Tips to help overcome Presentation Anxiety
Written by listed counsellor/psychotherapist: Sandra Zecevic-Gonzalez, Counselling Psychologist MBABCP
28th June, 20110 Comments
Performance Anxiety (PA) sufferers engage in common thinking traps that lead to emotional distress and self-focused attention (concentration turning inwards towards the self rather than on the task at hand). This takes the individual out of the present skewing his perspective thereby putting him at risk of losing the clarity and relaxed awareness needed for a successful performance. Cognitive Behavioural Therapy (CBT) is an effective type of therapy that targets thinking and behavioural patterns that fuel PA.
For those suffering with PA at office meetings and presentations, here are some practical tips to help overcome presentation anxiety
- Practice practice practice basic presentation technique. Practice with a friend who can give you feedback on your delivery. Take your time during your presentation and pause occasionally. Ask questions thereby allowing the audience participation. This, as well as giving your audience clear and well organised information will keep them interested and on board.

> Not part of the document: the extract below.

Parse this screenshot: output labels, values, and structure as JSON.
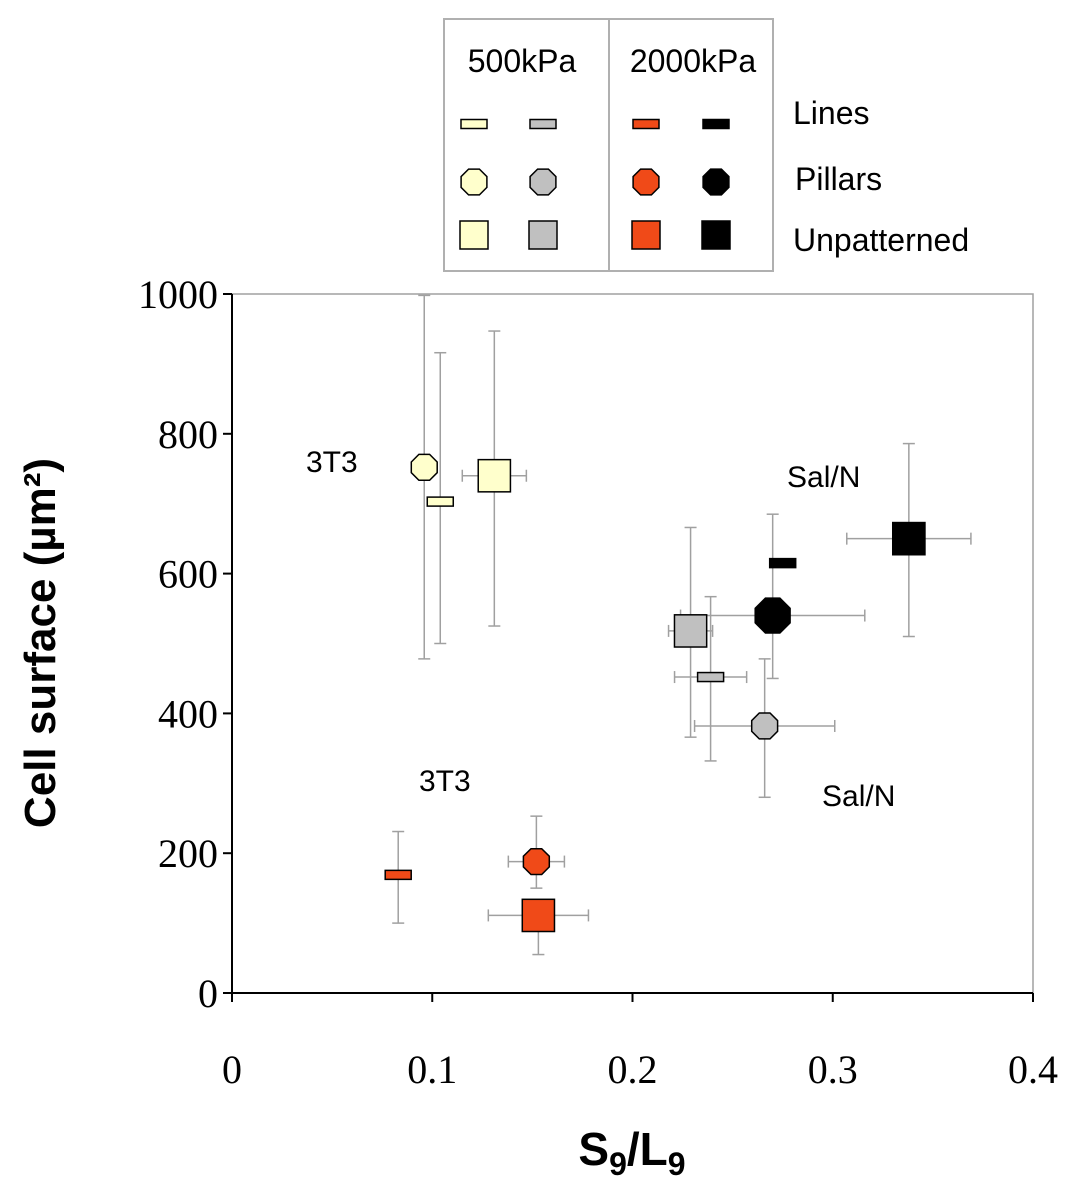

- Redirect self conscious attention away from yourself towards your audience. Pick a colour and search for it in the audience while pausing. Ask your audience a question that will link you to the next part of your presentation. Engage with the audience. This will take self destructive attention away from yourself and redirect it constructively towards the people who matter.
- Stop mind-reading. Get constructive feedback from trusted colleagues instead. Ask questions about anything you struggled with or areas your felt were weak. What was problematic to you may not have been noticed or may not have been problematic to the audience. You are not a mind reader and attempting to do so will fuel your insecurities.
- Stop Perfectionist thinking. Your audience is not expecting a perfect delivery. Be prepared for your presentation, but don’t expect to know the answer to every question. You can often bat questions back to the audience to add a participative dynamic to your presentation – again directing attention to your audience and away from you.
- Learn basic relaxation and mindfulness techniques to cope with your physical responses to anxiety pre- and during the presentation. The Alexander Technique is one such technique.
- Be good to yourself: target mildly fearful situations first using the above tools and gradually target the most challenging ones.